Five Questions for the Afghan Surge; Or, Getting Past the Hype

Gen. David Petraeus, a straight shooter, admitted on Meet the Press Sunday that the Afghanistan War will take years and incur high casualties.. His implicit defense of President Obama from Dick Cheney on the issues of torture and closing Guantanamo will make bigger headlines, but sooner or later the American public will notice the admission. The country is now evenly divided between those who think the US can and should restore a modicum of stability before getting out, and those who want a quick withdrawal. The Marjah Campaign, the centerpiece of the new counter-insurgency strategy, is over a week old, and some assessment of this new, visible push by the US military in violent Helmand Province is in order.

There was never any doubt that the US and NATO would win militarily, fairly easily occupying Marjah and nearby Nad Ali. Marjah at 85,000 or so is a city smaller than Ann Arbor, Michigan. The campaign is only significant in a larger social and political context. The questions are:

1. Can the stategy of Gen. Stanley McChrystal, of taking, clearing, holding and building be extended deep into the Pashtun regions? Marjah is only a stepping stone to the key southern city of Qandahar, which has a population of a million, more the size of Detroit.
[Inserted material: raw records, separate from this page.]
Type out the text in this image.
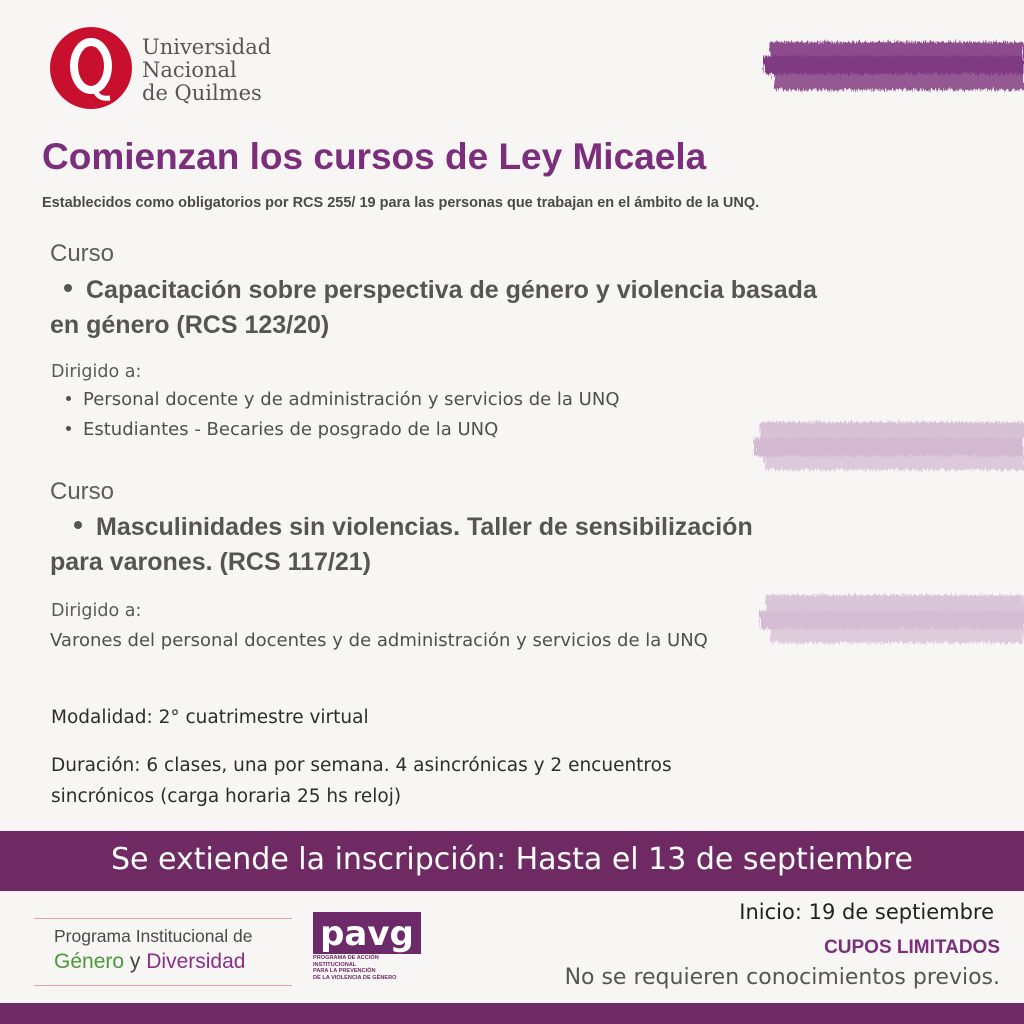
Universidad
Nacional
de Quilmes
Comienzan los cursos de Ley Micaela
Establecidos como obligatorios por RCS 255/ 19 para las personas que trabajan en el ámbito de la UNQ.
Curso
Capacitación sobre perspectiva de género y violencia basada
en género (RCS 123/20)
Dirigido a:
Personal docente y de administración y servicios de la UNQ
Estudiantes - Becaries de posgrado de la UNQ
Curso
Masculinidades sin violencias. Taller de sensibilización
para varones. (RCS 117/21)
Dirigido a:
Varones del personal docentes y de administración y servicios de la UNQ
Modalidad: 2° cuatrimestre virtual
Duración: 6 clases, una por semana. 4 asincrónicas y 2 encuentros
sincrónicos (carga horaria 25 hs reloj)
Se extiende la inscripción: Hasta el 13 de septiembre
Programa Institucional de
Género y Diversidad
pavg
PROGRAMA DE ACCIÓN
INSTITUCIONAL
PARA LA PREVENCIÓN
DE LA VIOLENCIA DE GÉNERO
Inicio: 19 de septiembre
CUPOS LIMITADOS
No se requieren conocimientos previos.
This outcome has yet to be seen. But for rural Pashtuns to come to love foreign occupiers is an unlikely proposition. Even the WSJ admits that in Marjah, the Marines are not exactly feeling the love from the civilians they have supposedly just liberated. Since the Taliban are typically not as corrupt as the warlords, in fact, to any extent that the US and NATO re-install corrupt warlord types in power, they may alienate the locals. And keeping civilian casualties low so as to win hearts and minds is key here. That task will become more difficult as the US inserts itself more deeply into Pashtun territory, since insurgent villages will have to be defeated. The Soviet occupation produced 5 million externally displaced and 2 million internally displaced, along with hundreds of thousands dead. A campaign in Qandahar could easily displace half a million people, and they might mind. Meanwhile, on Monday, the governor of Dai Kundi asserted that a US airstrike killed 27 persons, mostly civilians. There is also the question, raised by Tom Englehardt, of whether the US is capable of good governance in Afghanistan when it is not in Washington, DC.

2. Can the demonstration of vitality and of a sense of progress mollify NATO publics long enough to fight a prolonged war and do intensive training of troops and police over several years?
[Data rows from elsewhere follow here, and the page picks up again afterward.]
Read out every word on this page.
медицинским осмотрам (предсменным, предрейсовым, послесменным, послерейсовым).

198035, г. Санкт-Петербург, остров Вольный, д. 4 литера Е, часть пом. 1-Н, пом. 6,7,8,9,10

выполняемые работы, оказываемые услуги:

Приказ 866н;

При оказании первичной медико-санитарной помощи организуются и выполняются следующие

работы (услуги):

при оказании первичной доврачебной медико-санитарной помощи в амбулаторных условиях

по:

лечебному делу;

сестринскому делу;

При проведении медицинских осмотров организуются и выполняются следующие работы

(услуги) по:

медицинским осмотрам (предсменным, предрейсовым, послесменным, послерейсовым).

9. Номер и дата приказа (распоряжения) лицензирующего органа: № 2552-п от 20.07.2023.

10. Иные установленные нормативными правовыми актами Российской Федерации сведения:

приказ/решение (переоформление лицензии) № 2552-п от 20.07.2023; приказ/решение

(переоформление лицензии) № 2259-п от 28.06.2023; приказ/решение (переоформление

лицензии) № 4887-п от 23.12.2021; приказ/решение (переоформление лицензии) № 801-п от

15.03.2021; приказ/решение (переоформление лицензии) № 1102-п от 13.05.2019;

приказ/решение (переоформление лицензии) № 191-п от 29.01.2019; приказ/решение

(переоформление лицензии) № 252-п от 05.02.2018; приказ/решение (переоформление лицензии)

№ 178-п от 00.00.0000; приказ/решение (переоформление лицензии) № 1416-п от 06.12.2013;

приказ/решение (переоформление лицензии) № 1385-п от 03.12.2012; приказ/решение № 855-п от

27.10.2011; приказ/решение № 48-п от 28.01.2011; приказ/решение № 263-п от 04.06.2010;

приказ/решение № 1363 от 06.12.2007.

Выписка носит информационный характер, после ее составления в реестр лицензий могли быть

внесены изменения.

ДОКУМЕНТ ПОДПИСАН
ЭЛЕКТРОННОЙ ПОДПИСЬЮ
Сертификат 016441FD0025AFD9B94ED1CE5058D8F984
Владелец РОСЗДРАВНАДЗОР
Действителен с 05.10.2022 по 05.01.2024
No. Over the weekend, the center-left government of the Netherlands fell over whether to keep Dutch troops in Afghanistan. The Afghanistan war is universally unpopular in continental Europe, and governments have troops there mostly in the teeth of popular opposition, because NATO invoked article 5 of its charter, ‘an attack on one is an attack on all’ with regard to the Taliban and al-Qaeda in Afghanistan after the September 11, 2001, attacks. It may take months after the next elections this spring for the Dutch to form a new government, in part because of the surging popularity of the far-right populist anti-Muslim ‘Freedom Party’ of Islamophobe Geert Wilders– a smelly party the others will probably not want in their coalition. Holland’s 2000 troops are likely to be withdrawn by late summer. Canada’s military is also departing Afghanistan. Are these one-off situations, or are they the beginning of a NATO withdrawal over-all, which will leave Obama in the lurch? Australia is already refusing to take up the Dutch slack, and its government is under public pressure to get out, itself. While it is entirely possible that scandal-plagued rightwing billionaire Silvio Berlusconi will survive the next elections in Italy, it is also possible that he will not, and his successor may well want out of the unpopular Afghanistan quagmire. Moreover, the Pashtun insurgents may smell blood in the water with the Dutch withdrawal from Uruzgan (the home province of Mullah Omar), and target the smaller NATO contingents (the deaths of 6 Italian troops last fall raised public ire against the war).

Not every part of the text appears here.